The label has also released recordings of the complete symphonies of Victor Bendix, performed by the Omsk Philharmonic Orchestra under Evgeny Shestakov.

Another large-scale Danish composer project was Danacord's complete recording of the six symphonies of Louis Glass, performed by the Plovdiv Philharmonic Orchestra under Bulgarian conductor Nayden Todorov.

Niels Gade has been represented in Danacord's catalogue through chamber and piano projects, including Complete Works for Trio, performed by the Copenhagen Trio, and recordings of Gade's complete works for piano duet performed by Piano Duo Diga, Tanja Zapolski and Rikke Sandberg.

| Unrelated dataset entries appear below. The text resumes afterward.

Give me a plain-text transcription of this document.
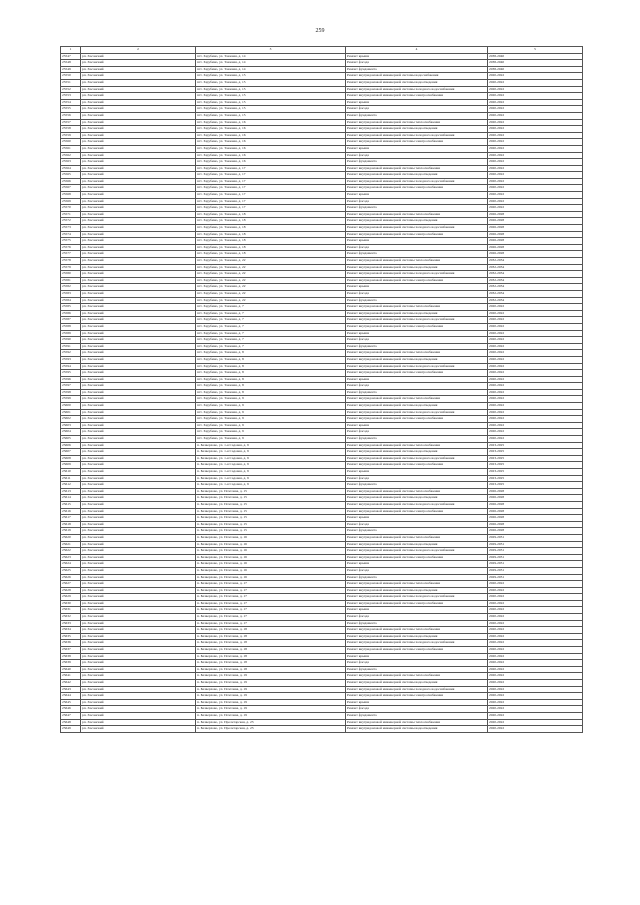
259
1	2	3	4	5
25547	рп. Хасанский	пгт. Зарубино, ул. Таежная, д. 14	Ремонт крыши	2038-2040
25548	рп. Хасанский	пгт. Зарубино, ул. Таежная, д. 14	Ремонт фасада	2038-2040
25549	рп. Хасанский	пгт. Зарубино, ул. Таежная, д. 14	Ремонт фундамента	2038-2040
25550	рп. Хасанский	пгт. Зарубино, ул. Таежная, д. 15	Ремонт внутридомовой инженерной системы водоснабжения	2020-2022
25551	рп. Хасанский	пгт. Зарубино, ул. Таежная, д. 15	Ремонт внутридомовой инженерной системы водоотведения	2020-2022
25552	рп. Хасанский	пгт. Зарубино, ул. Таежная, д. 15	Ремонт внутридомовой инженерной системы холодного водоснабжения	2020-2022
25553	рп. Хасанский	пгт. Зарубино, ул. Таежная, д. 15	Ремонт внутридомовой инженерной системы электроснабжения	2020-2022
25554	рп. Хасанский	пгт. Зарубино, ул. Таежная, д. 15	Ремонт крыши	2020-2022
25555	рп. Хасанский	пгт. Зарубино, ул. Таежная, д. 15	Ремонт фасада	2020-2022
25556	рп. Хасанский	пгт. Зарубино, ул. Таежная, д. 15	Ремонт фундамента	2020-2022
25557	рп. Хасанский	пгт. Зарубино, ул. Таежная, д. 16	Ремонт внутридомовой инженерной системы теплоснабжения	2020-2022
25558	рп. Хасанский	пгт. Зарубино, ул. Таежная, д. 16	Ремонт внутридомовой инженерной системы водоотведения	2020-2022
25559	рп. Хасанский	пгт. Зарубино, ул. Таежная, д. 16	Ремонт внутридомовой инженерной системы холодного водоснабжения	2020-2022
25560	рп. Хасанский	пгт. Зарубино, ул. Таежная, д. 16	Ремонт внутридомовой инженерной системы электроснабжения	2020-2022
25561	рп. Хасанский	пгт. Зарубино, ул. Таежная, д. 16	Ремонт крыши	2020-2022
25562	рп. Хасанский	пгт. Зарубино, ул. Таежная, д. 16	Ремонт фасада	2020-2022
25563	рп. Хасанский	пгт. Зарубино, ул. Таежная, д. 16	Ремонт фундамента	2020-2022
25564	рп. Хасанский	пгт. Зарубино, ул. Таежная, д. 17	Ремонт внутридомовой инженерной системы теплоснабжения	2020-2022
25565	рп. Хасанский	пгт. Зарубино, ул. Таежная, д. 17	Ремонт внутридомовой инженерной системы водоотведения	2020-2022
25566	рп. Хасанский	пгт. Зарубино, ул. Таежная, д. 17	Ремонт внутридомовой инженерной системы холодного водоснабжения	2020-2022
25567	рп. Хасанский	пгт. Зарубино, ул. Таежная, д. 17	Ремонт внутридомовой инженерной системы электроснабжения	2020-2022
25568	рп. Хасанский	пгт. Зарубино, ул. Таежная, д. 17	Ремонт крыши	2020-2022
25569	рп. Хасанский	пгт. Зарубино, ул. Таежная, д. 17	Ремонт фасада	2020-2022
25570	рп. Хасанский	пгт. Зарубино, ул. Таежная, д. 17	Ремонт фундамента	2020-2022
25571	рп. Хасанский	пгт. Зарубино, ул. Таежная, д. 18	Ремонт внутридомовой инженерной системы теплоснабжения	2026-2028
25572	рп. Хасанский	пгт. Зарубино, ул. Таежная, д. 18	Ремонт внутридомовой инженерной системы водоотведения	2026-2028
25573	рп. Хасанский	пгт. Зарубино, ул. Таежная, д. 18	Ремонт внутридомовой инженерной системы холодного водоснабжения	2026-2028
25574	рп. Хасанский	пгт. Зарубино, ул. Таежная, д. 18	Ремонт внутридомовой инженерной системы электроснабжения	2026-2028
25575	рп. Хасанский	пгт. Зарубино, ул. Таежная, д. 18	Ремонт крыши	2026-2028
25576	рп. Хасанский	пгт. Зарубино, ул. Таежная, д. 18	Ремонт фасада	2026-2028
25577	рп. Хасанский	пгт. Зарубино, ул. Таежная, д. 18	Ремонт фундамента	2026-2028
25578	рп. Хасанский	пгт. Зарубино, ул. Таежная, д. 22	Ремонт внутридомовой инженерной системы теплоснабжения	2032-2034
25579	рп. Хасанский	пгт. Зарубино, ул. Таежная, д. 22	Ремонт внутридомовой инженерной системы водоотведения	2032-2034
25580	рп. Хасанский	пгт. Зарубино, ул. Таежная, д. 22	Ремонт внутридомовой инженерной системы холодного водоснабжения	2032-2034
25581	рп. Хасанский	пгт. Зарубино, ул. Таежная, д. 22	Ремонт внутридомовой инженерной системы электроснабжения	2032-2034
25582	рп. Хасанский	пгт. Зарубино, ул. Таежная, д. 22	Ремонт крыши	2032-2034
25583	рп. Хасанский	пгт. Зарубино, ул. Таежная, д. 22	Ремонт фасада	2032-2034
25584	рп. Хасанский	пгт. Зарубино, ул. Таежная, д. 22	Ремонт фундамента	2032-2034
25585	рп. Хасанский	пгт. Зарубино, ул. Таежная, д. 7	Ремонт внутридомовой инженерной системы теплоснабжения	2020-2022
25586	рп. Хасанский	пгт. Зарубино, ул. Таежная, д. 7	Ремонт внутридомовой инженерной системы водоотведения	2020-2022
25587	рп. Хасанский	пгт. Зарубино, ул. Таежная, д. 7	Ремонт внутридомовой инженерной системы холодного водоснабжения	2020-2022
25588	рп. Хасанский	пгт. Зарубино, ул. Таежная, д. 7	Ремонт внутридомовой инженерной системы электроснабжения	2020-2022
25589	рп. Хасанский	пгт. Зарубино, ул. Таежная, д. 7	Ремонт крыши	2020-2022
25590	рп. Хасанский	пгт. Зарубино, ул. Таежная, д. 7	Ремонт фасада	2020-2022
25591	рп. Хасанский	пгт. Зарубино, ул. Таежная, д. 7	Ремонт фундамента	2020-2022
25592	рп. Хасанский	пгт. Зарубино, ул. Таежная, д. 8	Ремонт внутридомовой инженерной системы теплоснабжения	2020-2022
25593	рп. Хасанский	пгт. Зарубино, ул. Таежная, д. 8	Ремонт внутридомовой инженерной системы водоотведения	2020-2022
25594	рп. Хасанский	пгт. Зарубино, ул. Таежная, д. 8	Ремонт внутридомовой инженерной системы холодного водоснабжения	2020-2022
25595	рп. Хасанский	пгт. Зарубино, ул. Таежная, д. 8	Ремонт внутридомовой инженерной системы электроснабжения	2020-2022
25596	рп. Хасанский	пгт. Зарубино, ул. Таежная, д. 8	Ремонт крыши	2020-2022
25597	рп. Хасанский	пгт. Зарубино, ул. Таежная, д. 8	Ремонт фасада	2020-2022
25598	рп. Хасанский	пгт. Зарубино, ул. Таежная, д. 8	Ремонт фундамента	2020-2022
25599	рп. Хасанский	пгт. Зарубино, ул. Таежная, д. 9	Ремонт внутридомовой инженерной системы теплоснабжения	2020-2022
25600	рп. Хасанский	пгт. Зарубино, ул. Таежная, д. 9	Ремонт внутридомовой инженерной системы водоотведения	2020-2022
25601	рп. Хасанский	пгт. Зарубино, ул. Таежная, д. 9	Ремонт внутридомовой инженерной системы холодного водоснабжения	2020-2022
25602	рп. Хасанский	пгт. Зарубино, ул. Таежная, д. 9	Ремонт внутридомовой инженерной системы электроснабжения	2020-2022
25603	рп. Хасанский	пгт. Зарубино, ул. Таежная, д. 9	Ремонт крыши	2020-2022
25604	рп. Хасанский	пгт. Зарубино, ул. Таежная, д. 9	Ремонт фасада	2020-2022
25605	рп. Хасанский	пгт. Зарубино, ул. Таежная, д. 9	Ремонт фундамента	2020-2022
25606	рп. Хасанский	п. Безверхово, ул. 1-я Садовая, д. 9	Ремонт внутридомовой инженерной системы теплоснабжения	2023-2025
25607	рп. Хасанский	п. Безверхово, ул. 1-я Садовая, д. 9	Ремонт внутридомовой инженерной системы водоотведения	2023-2025
25608	рп. Хасанский	п. Безверхово, ул. 1-я Садовая, д. 9	Ремонт внутридомовой инженерной системы холодного водоснабжения	2023-2025
25609	рп. Хасанский	п. Безверхово, ул. 1-я Садовая, д. 9	Ремонт внутридомовой инженерной системы электроснабжения	2023-2025
25610	рп. Хасанский	п. Безверхово, ул. 1-я Садовая, д. 9	Ремонт крыши	2023-2025
25611	рп. Хасанский	п. Безверхово, ул. 1-я Садовая, д. 9	Ремонт фасада	2023-2025
25612	рп. Хасанский	п. Безверхово, ул. 1-я Садовая, д. 9	Ремонт фундамента	2023-2025
25613	рп. Хасанский	п. Безверхово, ул. Почтовая, д. 15	Ремонт внутридомовой инженерной системы теплоснабжения	2026-2028
25614	рп. Хасанский	п. Безверхово, ул. Почтовая, д. 15	Ремонт внутридомовой инженерной системы водоотведения	2026-2028
25615	рп. Хасанский	п. Безверхово, ул. Почтовая, д. 15	Ремонт внутридомовой инженерной системы холодного водоснабжения	2026-2028
25616	рп. Хасанский	п. Безверхово, ул. Почтовая, д. 15	Ремонт внутридомовой инженерной системы электроснабжения	2026-2028
25617	рп. Хасанский	п. Безверхово, ул. Почтовая, д. 15	Ремонт крыши	2026-2028
25618	рп. Хасанский	п. Безверхово, ул. Почтовая, д. 15	Ремонт фасада	2026-2028
25619	рп. Хасанский	п. Безверхово, ул. Почтовая, д. 15	Ремонт фундамента	2026-2028
25620	рп. Хасанский	п. Безверхово, ул. Почтовая, д. 16	Ремонт внутридомовой инженерной системы теплоснабжения	2029-2031
25621	рп. Хасанский	п. Безверхово, ул. Почтовая, д. 16	Ремонт внутридомовой инженерной системы водоотведения	2029-2031
25622	рп. Хасанский	п. Безверхово, ул. Почтовая, д. 16	Ремонт внутридомовой инженерной системы холодного водоснабжения	2029-2031
25623	рп. Хасанский	п. Безверхово, ул. Почтовая, д. 16	Ремонт внутридомовой инженерной системы электроснабжения	2029-2031
25624	рп. Хасанский	п. Безверхово, ул. Почтовая, д. 16	Ремонт крыши	2029-2031
25625	рп. Хасанский	п. Безверхово, ул. Почтовая, д. 16	Ремонт фасада	2029-2031
25626	рп. Хасанский	п. Безверхово, ул. Почтовая, д. 16	Ремонт фундамента	2029-2031
25627	рп. Хасанский	п. Безверхово, ул. Почтовая, д. 17	Ремонт внутридомовой инженерной системы теплоснабжения	2020-2022
25628	рп. Хасанский	п. Безверхово, ул. Почтовая, д. 17	Ремонт внутридомовой инженерной системы водоотведения	2020-2022
25629	рп. Хасанский	п. Безверхово, ул. Почтовая, д. 17	Ремонт внутридомовой инженерной системы холодного водоснабжения	2020-2022
25630	рп. Хасанский	п. Безверхово, ул. Почтовая, д. 17	Ремонт внутридомовой инженерной системы электроснабжения	2020-2022
25631	рп. Хасанский	п. Безверхово, ул. Почтовая, д. 17	Ремонт крыши	2020-2022
25632	рп. Хасанский	п. Безверхово, ул. Почтовая, д. 17	Ремонт фасада	2020-2022
25633	рп. Хасанский	п. Безверхово, ул. Почтовая, д. 17	Ремонт фундамента	2020-2022
25634	рп. Хасанский	п. Безверхово, ул. Почтовая, д. 18	Ремонт внутридомовой инженерной системы теплоснабжения	2020-2022
25635	рп. Хасанский	п. Безверхово, ул. Почтовая, д. 18	Ремонт внутридомовой инженерной системы водоотведения	2020-2022
25636	рп. Хасанский	п. Безверхово, ул. Почтовая, д. 18	Ремонт внутридомовой инженерной системы холодного водоснабжения	2020-2022
25637	рп. Хасанский	п. Безверхово, ул. Почтовая, д. 18	Ремонт внутридомовой инженерной системы электроснабжения	2020-2022
25638	рп. Хасанский	п. Безверхово, ул. Почтовая, д. 18	Ремонт крыши	2020-2022
25639	рп. Хасанский	п. Безверхово, ул. Почтовая, д. 18	Ремонт фасада	2020-2022
25640	рп. Хасанский	п. Безверхово, ул. Почтовая, д. 18	Ремонт фундамента	2020-2022
25641	рп. Хасанский	п. Безверхово, ул. Почтовая, д. 19	Ремонт внутридомовой инженерной системы теплоснабжения	2020-2022
25642	рп. Хасанский	п. Безверхово, ул. Почтовая, д. 19	Ремонт внутридомовой инженерной системы водоотведения	2020-2022
25643	рп. Хасанский	п. Безверхово, ул. Почтовая, д. 19	Ремонт внутридомовой инженерной системы холодного водоснабжения	2020-2022
25644	рп. Хасанский	п. Безверхово, ул. Почтовая, д. 19	Ремонт внутридомовой инженерной системы электроснабжения	2020-2022
25645	рп. Хасанский	п. Безверхово, ул. Почтовая, д. 19	Ремонт крыши	2020-2022
25646	рп. Хасанский	п. Безверхово, ул. Почтовая, д. 19	Ремонт фасада	2020-2022
25647	рп. Хасанский	п. Безверхово, ул. Почтовая, д. 19	Ремонт фундамента	2020-2022
25648	рп. Хасанский	п. Безверхово, ул. Пролетарская, д. 23	Ремонт внутридомовой инженерной системы теплоснабжения	2020-2022
25649	рп. Хасанский	п. Безверхово, ул. Пролетарская, д. 23	Ремонт внутридомовой инженерной системы водоотведения	2020-2022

Danacord has also issued multi-volume recordings of the complete piano music of J.P.E. Hartmann, performed by Danish pianist Thomas Trondhjem.

The label's catalogue also includes recordings devoted to Ludolf Nielsen, including symphonies and orchestral works performed by the Moscow Symphony Orchestra under conductor Igor Golovschin.

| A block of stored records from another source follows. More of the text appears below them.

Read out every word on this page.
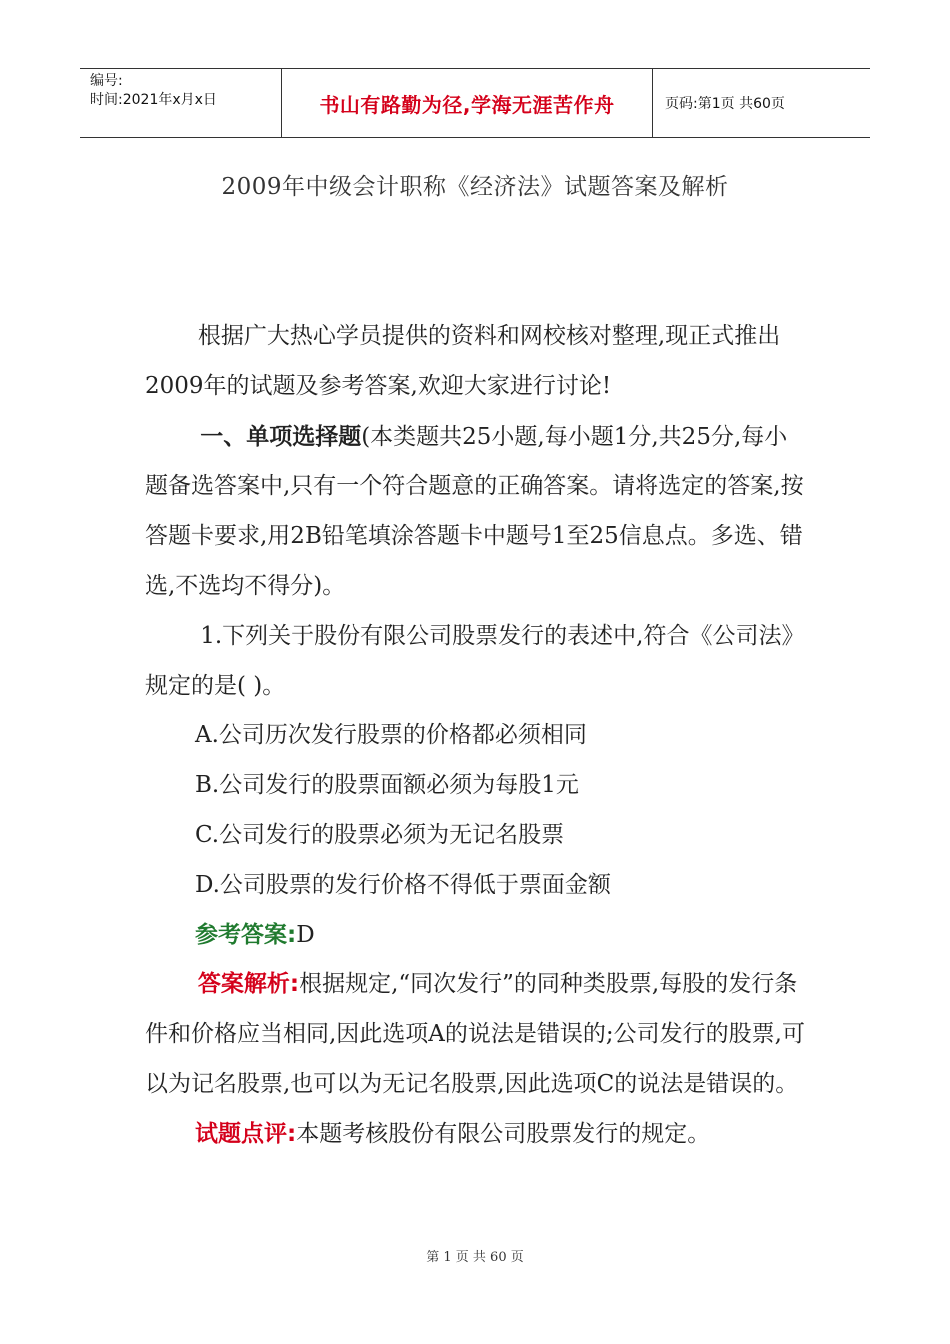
编号:
时间:2021年x月x日	书山有路勤为径,学海无涯苦作舟	页码:第1页 共60页
2009年中级会计职称《经济法》试题答案及解析

根据广大热心学员提供的资料和网校核对整理,现正式推出2009年的试题及参考答案,欢迎大家进行讨论!

一、单项选择题(本类题共25小题,每小题1分,共25分,每小题备选答案中,只有一个符合题意的正确答案。请将选定的答案,按答题卡要求,用2B铅笔填涂答题卡中题号1至25信息点。多选、错选,不选均不得分)。

1.下列关于股份有限公司股票发行的表述中,符合《公司法》规定的是( )。

A.公司历次发行股票的价格都必须相同

B.公司发行的股票面额必须为每股1元

C.公司发行的股票必须为无记名股票

D.公司股票的发行价格不得低于票面金额

参考答案:D

答案解析:根据规定,“同次发行”的同种类股票,每股的发行条件和价格应当相同,因此选项A的说法是错误的;公司发行的股票,可以为记名股票,也可以为无记名股票,因此选项C的说法是错误的。

试题点评:本题考核股份有限公司股票发行的规定。

第 1 页 共 60 页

Danacord has recorded and issued Danish chamber and instrumental music by Fini Henriques, including Works for Violin and Piano, performed by violinist Johannes Søe Hansen and pianist Christina Bjørkøe, and piano music performed by Christina Bjørkøe.

Danacord has additionally released large historical collections devoted to Carl Nielsen, including the Carl Nielsen On Record series of vintage and historical recordings. The series includes performances by conductors such as Launy Grøndahl, Erik Tuxen and Thomas Jensen, and documents Nielsen's symphonic, orchestral, vocal and choral music in early Danish recordings.

Danacord's catalogue also includes historical recordings of Danish late-Romantic symphonic repertoire, including works by Louis Glass, Rudolph Simonsen, Hakon Børresen and Herman Sandby performed by the Danish Radio Symphony Orchestra under Launy Grøndahl.